No Segundo Capítulo, intitulado Um Exercício Sistêmico para a Compreensão da Sala de Aula de Língua Estrangeira, exploro o conjunto de idéias de Humberto Maturana, a Biologia do Conhecer, com o intuito de enriquecer áreas de pesquisa no ensino e na aprendizagem de línguas que trabalham com eixos temáticos como as práticas identitárias na linguagem e inter-relações entre cognição, reflexão, crenças e estilos de ensino e aprendizagem. Demonstro como a abordagem do autor apresenta um quadro teórico robusto e bastante útil para tratar das questões aqui colocadas ao introduzir conceitos fundamentais deste quadro epistemológico para o campo de ensino e aprendizagem de línguas estrangeiras. Logo após a fundamentação teórica da Biologia do Conhecer, apresento como linhas de pesquisa que tratam da complexidade da formação de professores e da reflexão como ferramenta para o desenvolvimento efetivo de alunos têm também procurado elaborar um exercício sistêmico para a compreensão de sua prática. Em seguida, argumento em favor da pesquisa etnográfica e a pesquisa narrativa como metodologias adequadas para uma reflexão fundamentada na Biologia do Conhecer.
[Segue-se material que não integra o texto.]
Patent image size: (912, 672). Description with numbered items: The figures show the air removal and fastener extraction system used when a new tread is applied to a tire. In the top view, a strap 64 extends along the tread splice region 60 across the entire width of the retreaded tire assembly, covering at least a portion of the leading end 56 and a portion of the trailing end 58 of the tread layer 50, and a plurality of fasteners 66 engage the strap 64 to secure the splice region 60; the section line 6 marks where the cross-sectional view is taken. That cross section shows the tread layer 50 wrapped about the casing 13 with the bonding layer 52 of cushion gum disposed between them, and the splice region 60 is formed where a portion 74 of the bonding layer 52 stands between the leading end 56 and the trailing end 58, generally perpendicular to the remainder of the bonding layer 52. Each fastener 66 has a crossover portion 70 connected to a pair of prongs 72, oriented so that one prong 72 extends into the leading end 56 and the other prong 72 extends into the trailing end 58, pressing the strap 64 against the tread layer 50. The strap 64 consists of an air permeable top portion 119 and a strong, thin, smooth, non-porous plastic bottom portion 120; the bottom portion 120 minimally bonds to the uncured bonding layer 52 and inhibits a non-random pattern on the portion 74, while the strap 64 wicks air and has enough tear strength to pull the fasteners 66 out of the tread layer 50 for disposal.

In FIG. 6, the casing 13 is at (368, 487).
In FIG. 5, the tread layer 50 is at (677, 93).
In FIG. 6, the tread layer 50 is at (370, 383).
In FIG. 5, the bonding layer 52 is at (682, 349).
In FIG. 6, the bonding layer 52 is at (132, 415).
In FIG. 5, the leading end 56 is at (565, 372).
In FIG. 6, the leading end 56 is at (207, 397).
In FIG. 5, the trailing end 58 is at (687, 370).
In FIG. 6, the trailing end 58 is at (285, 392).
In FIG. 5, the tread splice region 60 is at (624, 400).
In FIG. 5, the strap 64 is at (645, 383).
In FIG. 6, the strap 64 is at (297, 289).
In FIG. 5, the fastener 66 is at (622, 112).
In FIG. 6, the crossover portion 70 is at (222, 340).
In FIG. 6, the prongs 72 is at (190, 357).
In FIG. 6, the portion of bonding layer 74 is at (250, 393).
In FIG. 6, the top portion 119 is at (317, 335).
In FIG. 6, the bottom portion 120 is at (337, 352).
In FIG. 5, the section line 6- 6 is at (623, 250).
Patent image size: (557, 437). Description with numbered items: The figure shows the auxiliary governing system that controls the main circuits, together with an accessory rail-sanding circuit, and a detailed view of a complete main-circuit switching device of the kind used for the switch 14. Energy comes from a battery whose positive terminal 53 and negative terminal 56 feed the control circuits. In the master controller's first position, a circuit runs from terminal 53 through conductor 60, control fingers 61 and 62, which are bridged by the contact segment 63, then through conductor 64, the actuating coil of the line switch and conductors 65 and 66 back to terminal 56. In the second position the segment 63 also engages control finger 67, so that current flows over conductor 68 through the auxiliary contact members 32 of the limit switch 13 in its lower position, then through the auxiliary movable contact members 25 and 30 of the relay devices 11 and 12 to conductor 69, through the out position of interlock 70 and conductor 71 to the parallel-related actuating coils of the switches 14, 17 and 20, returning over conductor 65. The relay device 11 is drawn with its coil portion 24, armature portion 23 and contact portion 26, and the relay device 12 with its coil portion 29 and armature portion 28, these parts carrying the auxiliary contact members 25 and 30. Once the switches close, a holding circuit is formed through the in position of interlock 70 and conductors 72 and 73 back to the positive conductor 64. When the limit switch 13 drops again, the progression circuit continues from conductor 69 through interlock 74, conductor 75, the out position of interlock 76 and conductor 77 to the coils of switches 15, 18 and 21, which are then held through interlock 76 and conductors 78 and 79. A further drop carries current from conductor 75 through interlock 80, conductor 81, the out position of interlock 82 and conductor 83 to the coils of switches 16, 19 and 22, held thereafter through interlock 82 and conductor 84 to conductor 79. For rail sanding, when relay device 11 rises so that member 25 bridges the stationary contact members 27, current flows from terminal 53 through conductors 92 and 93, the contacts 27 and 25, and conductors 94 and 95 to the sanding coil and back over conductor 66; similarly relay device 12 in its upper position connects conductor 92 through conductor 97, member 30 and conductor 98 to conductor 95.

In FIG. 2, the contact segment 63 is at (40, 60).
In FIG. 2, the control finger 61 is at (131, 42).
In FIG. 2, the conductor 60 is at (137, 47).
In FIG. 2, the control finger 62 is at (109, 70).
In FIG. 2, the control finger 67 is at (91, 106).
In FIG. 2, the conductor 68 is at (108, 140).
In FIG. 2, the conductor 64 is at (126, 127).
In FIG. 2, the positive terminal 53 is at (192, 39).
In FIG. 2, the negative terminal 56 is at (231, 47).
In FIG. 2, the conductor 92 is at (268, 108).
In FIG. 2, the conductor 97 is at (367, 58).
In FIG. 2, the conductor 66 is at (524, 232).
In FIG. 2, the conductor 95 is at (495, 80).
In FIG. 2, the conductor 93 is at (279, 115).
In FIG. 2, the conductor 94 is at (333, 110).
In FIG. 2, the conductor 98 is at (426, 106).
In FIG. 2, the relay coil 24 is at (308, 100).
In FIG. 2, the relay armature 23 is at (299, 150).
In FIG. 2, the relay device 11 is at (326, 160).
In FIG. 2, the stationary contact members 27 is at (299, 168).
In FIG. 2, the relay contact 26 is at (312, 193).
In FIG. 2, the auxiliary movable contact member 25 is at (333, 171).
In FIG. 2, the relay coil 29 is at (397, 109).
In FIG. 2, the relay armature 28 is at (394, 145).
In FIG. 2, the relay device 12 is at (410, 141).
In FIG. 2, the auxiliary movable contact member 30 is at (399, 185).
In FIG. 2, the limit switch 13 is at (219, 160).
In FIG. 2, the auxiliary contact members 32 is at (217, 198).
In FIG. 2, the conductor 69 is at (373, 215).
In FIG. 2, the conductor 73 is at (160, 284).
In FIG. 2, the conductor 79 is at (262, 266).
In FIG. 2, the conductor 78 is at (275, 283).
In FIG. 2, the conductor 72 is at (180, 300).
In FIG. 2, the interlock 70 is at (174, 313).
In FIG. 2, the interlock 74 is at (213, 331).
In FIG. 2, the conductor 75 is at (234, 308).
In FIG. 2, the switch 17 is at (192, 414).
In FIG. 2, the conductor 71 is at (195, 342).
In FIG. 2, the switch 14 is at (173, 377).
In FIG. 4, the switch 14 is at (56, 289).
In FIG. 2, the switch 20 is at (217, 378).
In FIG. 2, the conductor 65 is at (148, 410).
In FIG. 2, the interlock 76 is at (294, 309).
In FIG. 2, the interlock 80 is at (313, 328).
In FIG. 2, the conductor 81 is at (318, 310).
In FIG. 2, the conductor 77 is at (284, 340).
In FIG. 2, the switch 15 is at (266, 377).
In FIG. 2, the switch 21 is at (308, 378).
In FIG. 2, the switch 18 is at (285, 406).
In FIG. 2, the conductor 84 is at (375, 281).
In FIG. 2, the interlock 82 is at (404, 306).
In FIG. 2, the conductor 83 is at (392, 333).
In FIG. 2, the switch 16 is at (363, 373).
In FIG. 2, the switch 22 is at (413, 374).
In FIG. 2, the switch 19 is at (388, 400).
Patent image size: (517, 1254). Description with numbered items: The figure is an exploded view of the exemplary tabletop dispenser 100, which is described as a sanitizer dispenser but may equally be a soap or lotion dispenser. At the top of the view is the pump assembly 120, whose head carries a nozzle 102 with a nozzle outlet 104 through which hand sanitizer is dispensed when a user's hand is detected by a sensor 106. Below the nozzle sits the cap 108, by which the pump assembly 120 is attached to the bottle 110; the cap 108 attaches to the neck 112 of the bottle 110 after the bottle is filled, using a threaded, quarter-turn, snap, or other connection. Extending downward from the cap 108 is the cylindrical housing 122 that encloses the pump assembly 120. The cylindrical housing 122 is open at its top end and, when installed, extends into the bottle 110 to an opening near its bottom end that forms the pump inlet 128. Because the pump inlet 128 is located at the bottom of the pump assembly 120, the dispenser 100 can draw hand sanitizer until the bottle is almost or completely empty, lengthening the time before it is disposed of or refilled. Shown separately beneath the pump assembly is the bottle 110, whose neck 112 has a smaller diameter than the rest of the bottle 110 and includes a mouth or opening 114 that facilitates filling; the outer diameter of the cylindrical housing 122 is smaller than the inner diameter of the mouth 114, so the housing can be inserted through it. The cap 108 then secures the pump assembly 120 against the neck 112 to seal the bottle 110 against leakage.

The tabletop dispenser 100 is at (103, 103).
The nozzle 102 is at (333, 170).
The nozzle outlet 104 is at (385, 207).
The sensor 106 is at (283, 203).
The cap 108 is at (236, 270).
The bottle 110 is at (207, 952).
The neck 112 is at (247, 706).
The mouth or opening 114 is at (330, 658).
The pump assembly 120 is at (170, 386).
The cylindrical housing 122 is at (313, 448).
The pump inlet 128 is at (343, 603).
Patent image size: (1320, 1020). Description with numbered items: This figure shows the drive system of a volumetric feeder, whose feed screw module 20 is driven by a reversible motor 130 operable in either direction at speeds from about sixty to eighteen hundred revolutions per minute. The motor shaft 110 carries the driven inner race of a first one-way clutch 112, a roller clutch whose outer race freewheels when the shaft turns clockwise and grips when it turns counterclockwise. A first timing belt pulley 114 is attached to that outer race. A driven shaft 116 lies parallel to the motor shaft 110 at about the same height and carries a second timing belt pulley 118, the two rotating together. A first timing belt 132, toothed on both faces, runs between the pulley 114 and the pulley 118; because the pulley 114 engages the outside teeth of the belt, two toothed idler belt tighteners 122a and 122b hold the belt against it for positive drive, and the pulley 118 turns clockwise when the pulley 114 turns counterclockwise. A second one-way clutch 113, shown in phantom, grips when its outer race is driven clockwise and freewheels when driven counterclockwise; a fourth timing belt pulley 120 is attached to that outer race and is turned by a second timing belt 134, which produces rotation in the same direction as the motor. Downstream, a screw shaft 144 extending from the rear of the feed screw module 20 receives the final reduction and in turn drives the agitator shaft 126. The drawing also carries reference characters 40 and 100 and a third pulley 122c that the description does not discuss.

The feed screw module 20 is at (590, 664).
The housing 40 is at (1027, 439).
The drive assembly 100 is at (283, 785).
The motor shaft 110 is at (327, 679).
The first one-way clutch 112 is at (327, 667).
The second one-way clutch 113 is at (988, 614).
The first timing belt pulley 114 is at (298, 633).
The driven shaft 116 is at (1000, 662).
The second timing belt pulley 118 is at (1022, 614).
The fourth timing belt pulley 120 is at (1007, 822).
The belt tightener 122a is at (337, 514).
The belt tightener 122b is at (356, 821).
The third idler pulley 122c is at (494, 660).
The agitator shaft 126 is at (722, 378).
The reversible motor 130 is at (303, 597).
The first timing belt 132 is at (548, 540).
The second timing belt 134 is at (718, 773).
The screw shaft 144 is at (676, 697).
No terceiro capítulo, institulado São as Histórias que nos Dizem Mais, descrevo o raciocínio metodológico da pesquisa de campo apontando desde a seleção dos participantes aos instrumentos usados na coleta de documentos de pesquisa e no processo de análise e escrita das narrativas construídas a partir de minhas observações do fluir histórico, cognitivo e

emocional dos participantes durante a pesquisa. Em seguida, apresento as narrativas dos participantes da pesquisa de campo realizada na UFMG, a saber: Arwen, Sollylove, Júlia, Carlos, Nathy, Faily e Cheguevara.

No quarto capítulo, ao discutir as observações da pesquisa, indico como esta tese traz contribuições para campos de pesquisa na lingüística aplicada ao ensino/aprendizagem de línguas estrangeiras que tem tomado a prática reflexiva e a experiência de sala de aula como temáticas centrais de pesquisa. A perspectiva das emoções e o exercício de compreensão sistêmica do ensino/aprendizagem trazem significativas contribuições para a integração da prática reflexiva no desenvolvimento de estudantes e professores de línguas e para pesquisas sobre crenças, conflitos de estilo de ensino e aprendizagem, motivação, ansiedade, identidade e desenvolvimento da expressão oral em sala de aula. Dependendo do fluir das emoções envolvidas em um processo formal de reflexão este pode se ver bloqueado, limitado, estimulado ou expandido. A reflexão é um processo complexo que envolve inúmeros aspectos. Além disso, o processo de mudança na conduta envolve aspectos que vão além da reflexão. Exploro aqui o processo de reflexão com os participantes. Argumento que ao narrarem suas histórias eles passam por um processo no qual se dão conta dos múltiplos aspectos que influenciam sua conduta como alunos. O valor da reflexão está na possibilidade do estudante assumir sua responsabilidade pelo curso de sua própria trajetória. Ao recorrer a conceitos da Biologia do Conhecer, proponho discussões que fortalecem e oferecem contribuições para estudos anteriores que têm buscado compreender a complexidade do sistema que compõe as experiências de sala de aula de língua estrangeira.

Nas considerações finais, demonstro uma possível implementação de ações pedagógicas efetivas em sala de aula de acordo com as diretrizes exploradas nesta tese. Assim termino o estudo como o iniciei, provocando a minha experiência e pensando a teoria e a prática em conjunto. Em seguida à conclusão, no pósfácio, reflito sobre a experiência de pesquisador, aponto limitações do estudo, descrevo possibilidades de pesquisa futura e termino com uma mensagem seguindo a epistemologia proposta neste estudo.